Meia centena de pessoas morreu em Orlando, às mãos de um terrorista de origens afegãs. Parece uma descrição simples, objectiva, jornalística. Mas não é. E aí reside o seu perigo: não desmonta as múltiplas relações de poder envolvidas.
Ponto de ordem histórico: este está a ser anunciado como o maior caso de terrorismo doméstico dos EUA. Não é. O infeliz prémio continua a ir para o massacre de Wounded Knee, em 1890. Porque é que esta informação é relevante? Porque há uma longa tradição de adjectivar violência cometida por pessoas brancas como não sendo “terrorismo”, e violência cometida por pessoas não-brancas como “terrorismo”. Não é preciso ir para o séc. XIX — no princípio deste mesmo ano um grupo de homens brancos armados barricou-se numa propriedade do governo federal dos EUA e foram repetidamente chamados de “militantes” na imprensa nacional, não “terroristas”. Em vários outros casos, a culpa é “da música”, “dos videojogos”, de alguma perturbação pessoal — esquematicamente, a violência por pessoas brancas é entendida como subjectiva, e a violência por pessoas não-brancas é vista como social.
No ataque de Orlando, tem sido óbvio: a rapidez com que se fala de terrorismo desde o primeiro momento, e a rapidez com que se soube que o atirador era de origem afegã com possíveis ligações religiosas ao islamismo. Muito menos divulgado tem sido o facto de já ter sido acusado de violência doméstica, ou que tinha posturas extremamente homofóbicas, por exemplo. Circulam já notícias a dizer que foi o grupo ISIS a “inspirar” o ataque, tal como há uns anos “a música” e “os jogos violentos”.
É infeliz que a imprensa reproduza estes discursos simplistas, com ligações causa-efeito lineares, aparentemente objectivas, mas que reproduzem desigualdades raciais e que convenientemente alimentam o discurso do medo contra o outro.
Também não é despiciendo considerar contra quem foram os ataques cometidos: uma discoteca frequentada maioritariamente por pessoas LGBTQ, e que na noite em questão estava com um programa dedicado especificamente à comunidade latina de Orlando. Portanto: contra um espaço de segurança para pessoas discriminadas pela sua pertença étnica, e pela sua orientação sexual e/ou identidade de género. Novamente a explicação rápida cai para a religião: o Islão como homofóbico.

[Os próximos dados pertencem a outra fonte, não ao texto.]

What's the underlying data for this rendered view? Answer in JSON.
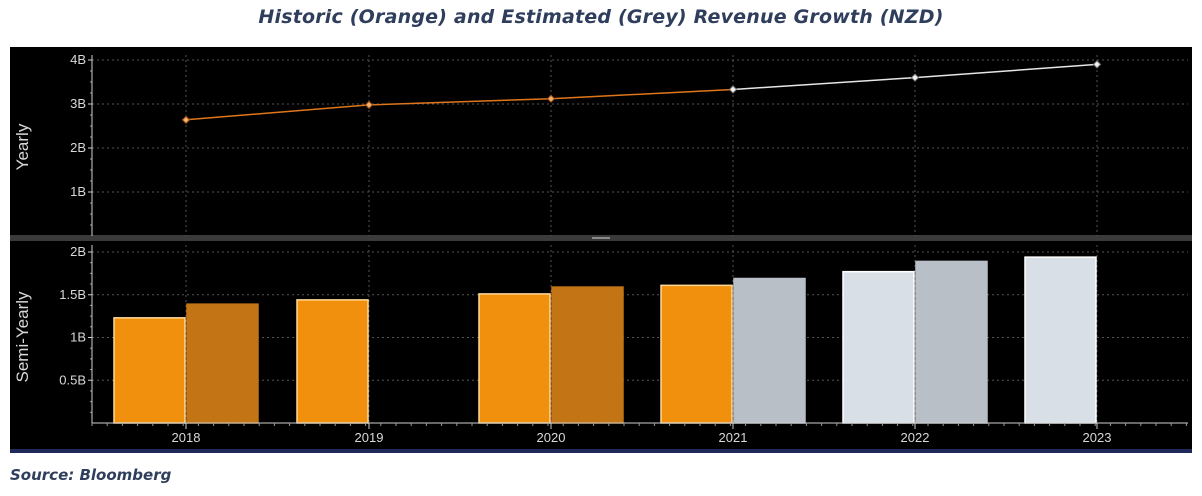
{
  "title": "Historic (Orange) and Estimated (Grey) Revenue Growth (NZD)",
  "source": "Source: Bloomberg",
  "colors": {
    "background": "#000000",
    "historic_line": "#e0761c",
    "estimated_line": "#e6e6e6",
    "historic_bar_h1": "#f0900c",
    "historic_bar_h2": "#c37414",
    "estimated_bar_h1": "#d9dfe7",
    "estimated_bar_h2": "#b8bfc6",
    "axis_text": "#d8d8d8"
  },
  "chart_data": [
    {
      "type": "line",
      "ylabel": "Yearly",
      "ylim": [
        0,
        4.2
      ],
      "yticks": [
        {
          "value": 1,
          "label": "1B"
        },
        {
          "value": 2,
          "label": "2B"
        },
        {
          "value": 3,
          "label": "3B"
        },
        {
          "value": 4,
          "label": "4B"
        }
      ],
      "grid": true,
      "series": [
        {
          "status": "historic",
          "x": [
            "2018",
            "2019",
            "2020",
            "2021"
          ],
          "values": [
            2.64,
            2.98,
            3.12,
            3.33
          ]
        },
        {
          "status": "estimated",
          "x": [
            "2021",
            "2022",
            "2023"
          ],
          "values": [
            3.33,
            3.6,
            3.9
          ]
        }
      ]
    },
    {
      "type": "bar",
      "ylabel": "Semi-Yearly",
      "ylim": [
        0,
        2.1
      ],
      "yticks": [
        {
          "value": 0.5,
          "label": "0.5B"
        },
        {
          "value": 1,
          "label": "1B"
        },
        {
          "value": 1.5,
          "label": "1.5B"
        },
        {
          "value": 2,
          "label": "2B"
        }
      ],
      "categories": [
        "2018",
        "2019",
        "2020",
        "2021",
        "2022",
        "2023"
      ],
      "grid": true,
      "bars": [
        {
          "year": "2018",
          "half": 1,
          "status": "historic",
          "value": 1.23
        },
        {
          "year": "2018",
          "half": 2,
          "status": "historic",
          "value": 1.39
        },
        {
          "year": "2019",
          "half": 1,
          "status": "historic",
          "value": 1.44
        },
        {
          "year": "2020",
          "half": 1,
          "status": "historic",
          "value": 1.51
        },
        {
          "year": "2020",
          "half": 2,
          "status": "historic",
          "value": 1.59
        },
        {
          "year": "2021",
          "half": 1,
          "status": "historic",
          "value": 1.61
        },
        {
          "year": "2021",
          "half": 2,
          "status": "estimated",
          "value": 1.69
        },
        {
          "year": "2022",
          "half": 1,
          "status": "estimated",
          "value": 1.77
        },
        {
          "year": "2022",
          "half": 2,
          "status": "estimated",
          "value": 1.89
        },
        {
          "year": "2023",
          "half": 1,
          "status": "estimated",
          "value": 1.94
        }
      ]
    }
  ]
}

Este tipo de islamofobia fácil opera com base em dois apagamentos sistemáticos: existem pessoas islâmicas que são LGBTQ, e existem centenas de leis aprovadas contra pessoas LGBTQ só nos EUA, sítio onde anualmente são mortas cerca de duas dezenas de pessoas trans. Que é como quem diz: não há nada de diferente ou saliente nesta violência contra pessoas LGBTQ que possa ser ligada à religião ou ao facto de o atirador ser de origem afegã.
Isto leva-me ao último ponto: será então que isto não é terrorismo? É terrorismo. Mas focar a narrativa na religião ou na origem étnica é olhar para as diferenças, esquecendo as semelhanças. O atirador, como muitíssimas outras pessoas brancas, era um misógino e homofóbico, com valores e atitudes indistinguíveis de muitíssimas outras pessoas brancas misóginas e homofóbicas, que anualmente assassinam, por esse mundo fora, centenas de pessoas LGBTQ (muito mais eficientes do que o ISIS, portanto).

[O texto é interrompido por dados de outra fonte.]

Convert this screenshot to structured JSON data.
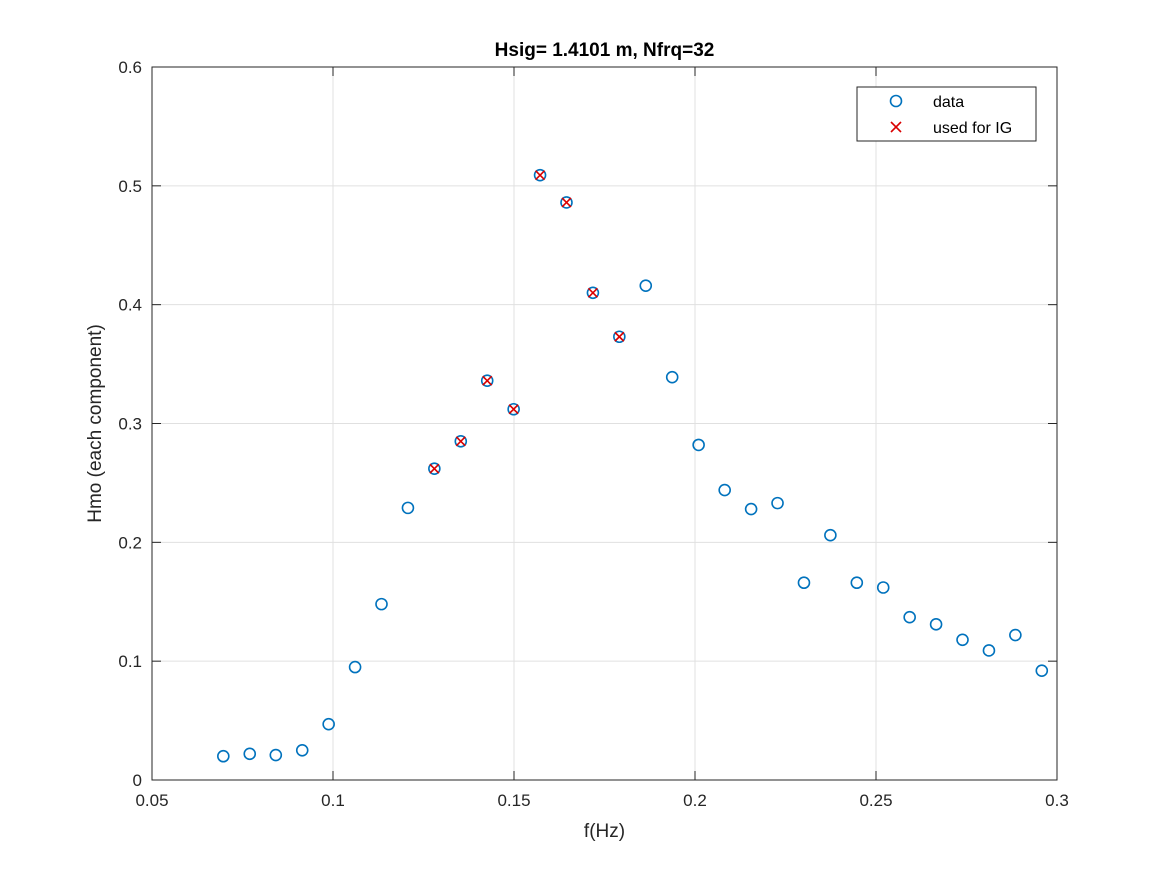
{
  "chart_data": {
    "type": "scatter",
    "title": "Hsig= 1.4101 m,   Nfrq=32",
    "xlabel": "f(Hz)",
    "ylabel": "Hmo (each component)",
    "xlim": [
      0.05,
      0.3
    ],
    "ylim": [
      0,
      0.6
    ],
    "xticks": [
      0.05,
      0.1,
      0.15,
      0.2,
      0.25,
      0.3
    ],
    "xtick_labels": [
      "0.05",
      "0.1",
      "0.15",
      "0.2",
      "0.25",
      "0.3"
    ],
    "yticks": [
      0,
      0.1,
      0.2,
      0.3,
      0.4,
      0.5,
      0.6
    ],
    "ytick_labels": [
      "0",
      "0.1",
      "0.2",
      "0.3",
      "0.4",
      "0.5",
      "0.6"
    ],
    "grid": true,
    "legend_position": "top-right",
    "series": [
      {
        "name": "data",
        "marker": "circle",
        "color": "#0072BD",
        "x": [
          0.0697,
          0.077,
          0.0842,
          0.0915,
          0.0988,
          0.1061,
          0.1134,
          0.1207,
          0.128,
          0.1353,
          0.1426,
          0.1499,
          0.1572,
          0.1645,
          0.1718,
          0.1791,
          0.1864,
          0.1937,
          0.201,
          0.2082,
          0.2155,
          0.2228,
          0.2301,
          0.2374,
          0.2447,
          0.252,
          0.2593,
          0.2666,
          0.2739,
          0.2812,
          0.2885,
          0.2958
        ],
        "y": [
          0.02,
          0.022,
          0.021,
          0.025,
          0.047,
          0.095,
          0.148,
          0.229,
          0.262,
          0.285,
          0.336,
          0.312,
          0.509,
          0.486,
          0.41,
          0.373,
          0.416,
          0.339,
          0.282,
          0.244,
          0.228,
          0.233,
          0.166,
          0.206,
          0.166,
          0.162,
          0.137,
          0.131,
          0.118,
          0.109,
          0.122,
          0.092
        ]
      },
      {
        "name": "used for IG",
        "marker": "x",
        "color": "#D90000",
        "x": [
          0.128,
          0.1353,
          0.1426,
          0.1499,
          0.1572,
          0.1645,
          0.1718,
          0.1791
        ],
        "y": [
          0.262,
          0.285,
          0.336,
          0.312,
          0.509,
          0.486,
          0.41,
          0.373
        ]
      }
    ]
  }
}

O ataque de Orlando é um ataque de terrorismo. É um ataque com base no sistema de género "cisheteropatriarcal", com forte matriz ocidental e branca, que mata mulheres, trans, e pessoas não-heterossexuais diariamente, porque considera essas vidas inferiores. Mesmo sem o escape da religião, mesmo sem o escape da etnia. Enquanto esse problema sistémico ficar por contestar, muitos outros momentos Orlando vão acontecer, aos poucos, sem notícias, todos os dias.